第4回慰安婦合意、警戒した安倍氏 前夜も念押し「大丈夫か」

【動画】「最終的かつ不可逆的」に慰安婦問題が解決されるとされた日韓合意。しかし、その後の韓国の政権交代で日本は…。

 2015年末、日韓両政府は歴史的な慰安婦合意にこぎつける。水面下では、政権幹部たちの思惑が交錯していた。ある官邸幹部は、合意当日の安倍首相は不満げな様子だったと証言する。

「未完の最長政権」第3部第4回

 慰安婦問題で日韓両政府が合意に達した2015年12月28日、首相の安倍晋三は腑(ふ)に落ちない表情だった。官邸幹部は当時の様子をそう証言する。安倍は周囲にこうこぼしたという。

 「官邸に抗議のメールが大量に届いているんだ。こんなことは、官邸始まって以来だよ」

 慰安婦合意は、ソウルを訪問した外相の岸田文雄と、韓国外相の尹炳世(ユンビョンセ)の間で交わされ、安倍首相による「おわびと反省」の表明や、日本政府による韓国の財団への資金拠出を約束し、慰安婦問題が「最終的かつ不可逆的に解決されることを確認」した。安倍は東京でその様子を見守っていた。
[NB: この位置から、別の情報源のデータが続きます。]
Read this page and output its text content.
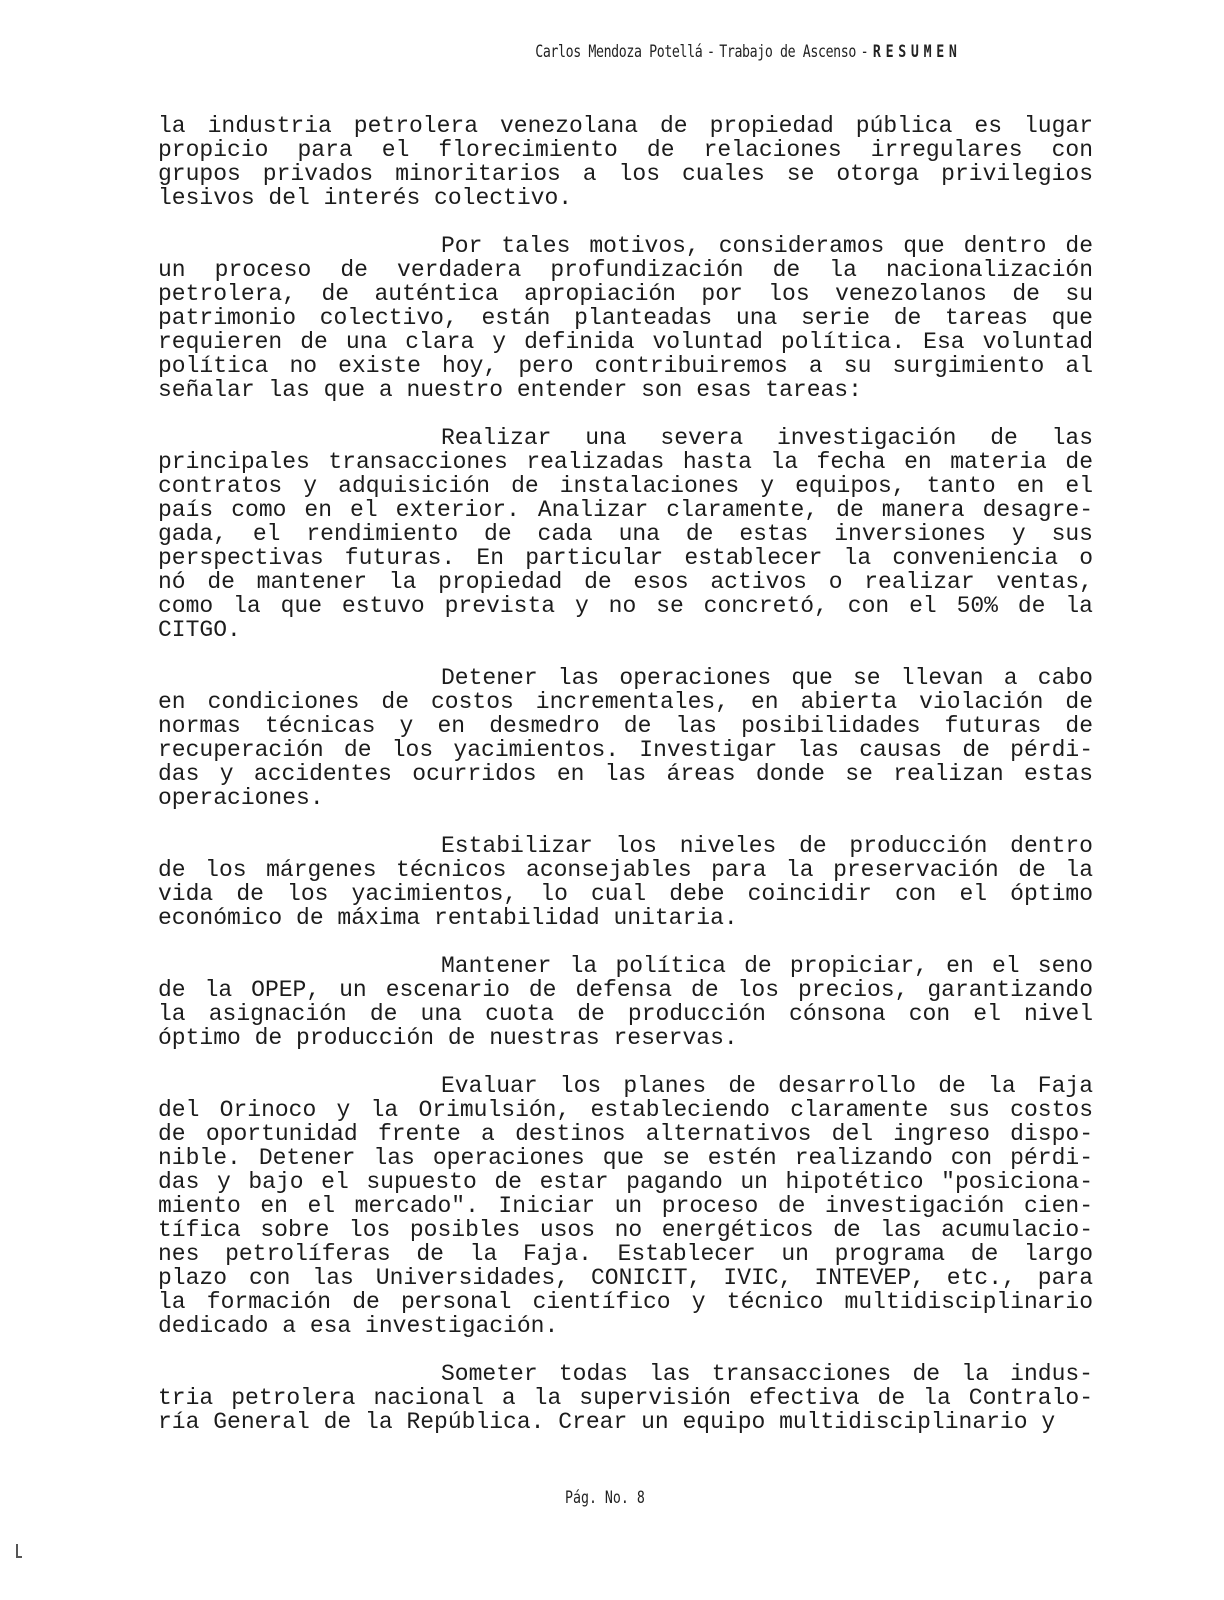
Carlos Mendoza Potellá - Trabajo de Ascenso - RESUMEN
la industria petrolera venezolana de propiedad pública es lugar
propicio para el florecimiento de relaciones irregulares con
grupos privados minoritarios a los cuales se otorga privilegios
lesivos del interés colectivo.
Por tales motivos, consideramos que dentro de
un proceso de verdadera profundización de la nacionalización
petrolera, de auténtica apropiación por los venezolanos de su
patrimonio colectivo, están planteadas una serie de tareas que
requieren de una clara y definida voluntad política. Esa voluntad
política no existe hoy, pero contribuiremos a su surgimiento al
señalar las que a nuestro entender son esas tareas:
Realizar una severa investigación de las
principales transacciones realizadas hasta la fecha en materia de
contratos y adquisición de instalaciones y equipos, tanto en el
país como en el exterior. Analizar claramente, de manera desagre-
gada, el rendimiento de cada una de estas inversiones y sus
perspectivas futuras. En particular establecer la conveniencia o
nó de mantener la propiedad de esos activos o realizar ventas,
como la que estuvo prevista y no se concretó, con el 50% de la
CITGO.
Detener las operaciones que se llevan a cabo
en condiciones de costos incrementales, en abierta violación de
normas técnicas y en desmedro de las posibilidades futuras de
recuperación de los yacimientos. Investigar las causas de pérdi-
das y accidentes ocurridos en las áreas donde se realizan estas
operaciones.
Estabilizar los niveles de producción dentro
de los márgenes técnicos aconsejables para la preservación de la
vida de los yacimientos, lo cual debe coincidir con el óptimo
económico de máxima rentabilidad unitaria.
Mantener la política de propiciar, en el seno
de la OPEP, un escenario de defensa de los precios, garantizando
la asignación de una cuota de producción cónsona con el nivel
óptimo de producción de nuestras reservas.
Evaluar los planes de desarrollo de la Faja
del Orinoco y la Orimulsión, estableciendo claramente sus costos
de oportunidad frente a destinos alternativos del ingreso dispo-
nible. Detener las operaciones que se estén realizando con pérdi-
das y bajo el supuesto de estar pagando un hipotético "posiciona-
miento en el mercado". Iniciar un proceso de investigación cien-
tífica sobre los posibles usos no energéticos de las acumulacio-
nes petrolíferas de la Faja. Establecer un programa de largo
plazo con las Universidades, CONICIT, IVIC, INTEVEP, etc., para
la formación de personal científico y técnico multidisciplinario
dedicado a esa investigación.
Someter todas las transacciones de la indus-
tria petrolera nacional a la supervisión efectiva de la Contralo-
ría General de la República. Crear un equipo multidisciplinario y
Pág. No. 8
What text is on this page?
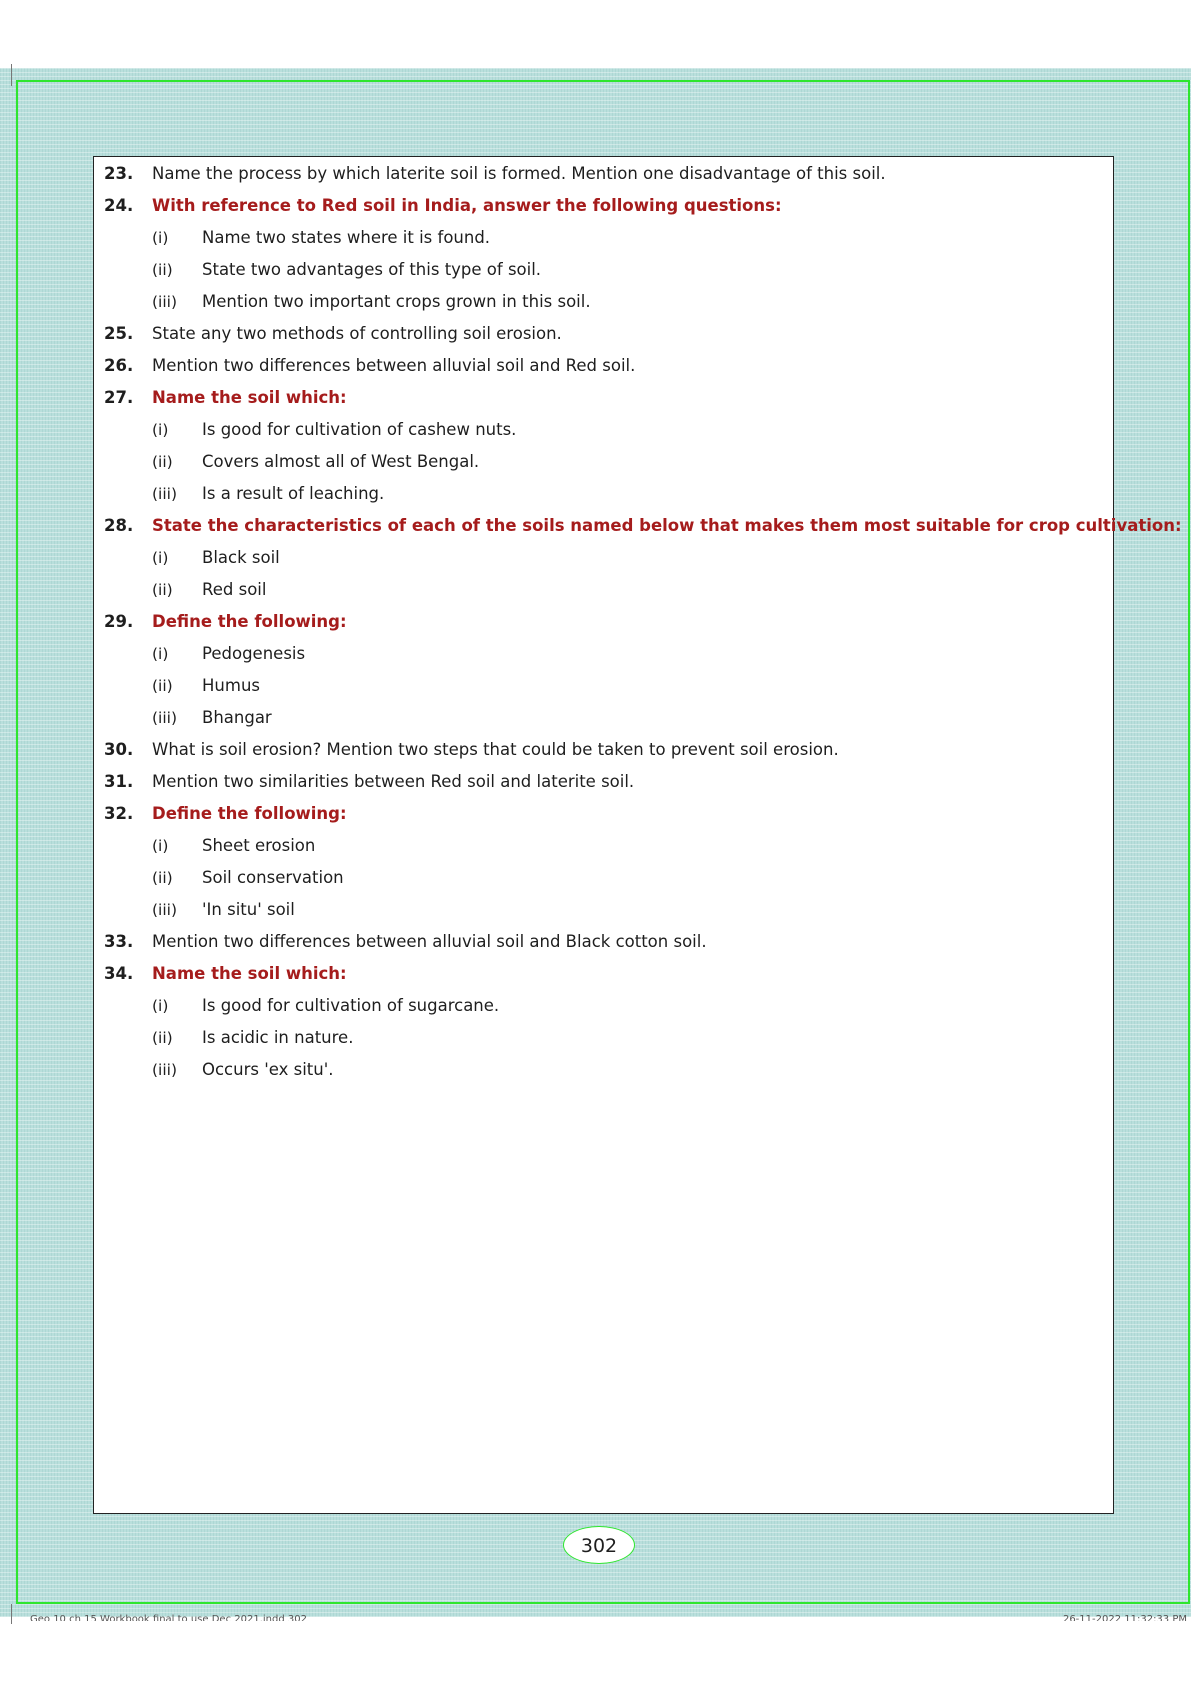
23. Name the process by which laterite soil is formed. Mention one disadvantage of this soil.
24. With reference to Red soil in India, answer the following questions:
(i) Name two states where it is found.
(ii) State two advantages of this type of soil.
(iii) Mention two important crops grown in this soil.
25. State any two methods of controlling soil erosion.
26. Mention two differences between alluvial soil and Red soil.
27. Name the soil which:
(i) Is good for cultivation of cashew nuts.
(ii) Covers almost all of West Bengal.
(iii) Is a result of leaching.
28. State the characteristics of each of the soils named below that makes them most suitable for crop cultivation:
(i) Black soil
(ii) Red soil
29. Define the following:
(i) Pedogenesis
(ii) Humus
(iii) Bhangar
30. What is soil erosion? Mention two steps that could be taken to prevent soil erosion.
31. Mention two similarities between Red soil and laterite soil.
32. Define the following:
(i) Sheet erosion
(ii) Soil conservation
(iii) 'In situ' soil
33. Mention two differences between alluvial soil and Black cotton soil.
34. Name the soil which:
(i) Is good for cultivation of sugarcane.
(ii) Is acidic in nature.
(iii) Occurs 'ex situ'.
302
Geo 10 ch 15 Workbook final to use Dec 2021.indd 302	26-11-2022 11:32:33 PM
 合意当日、米国大統領補佐官のスーザン・ライスは「困難な問題で恒久的な解決に至った、日韓の指導者の勇気とビジョンを称賛する」との声明を発表し、国連なども歓迎した。だが、自らの支持基盤である保守層からの抗議が官邸に次々と寄せられた。

 日韓合意4日前の24日の首相執務室。外相の岸田文雄や国家安全保障局長の谷内正太郎、外務事務次官の斎木昭隆、首相秘書官の今井尚哉らが安倍を囲み、向き合っていた。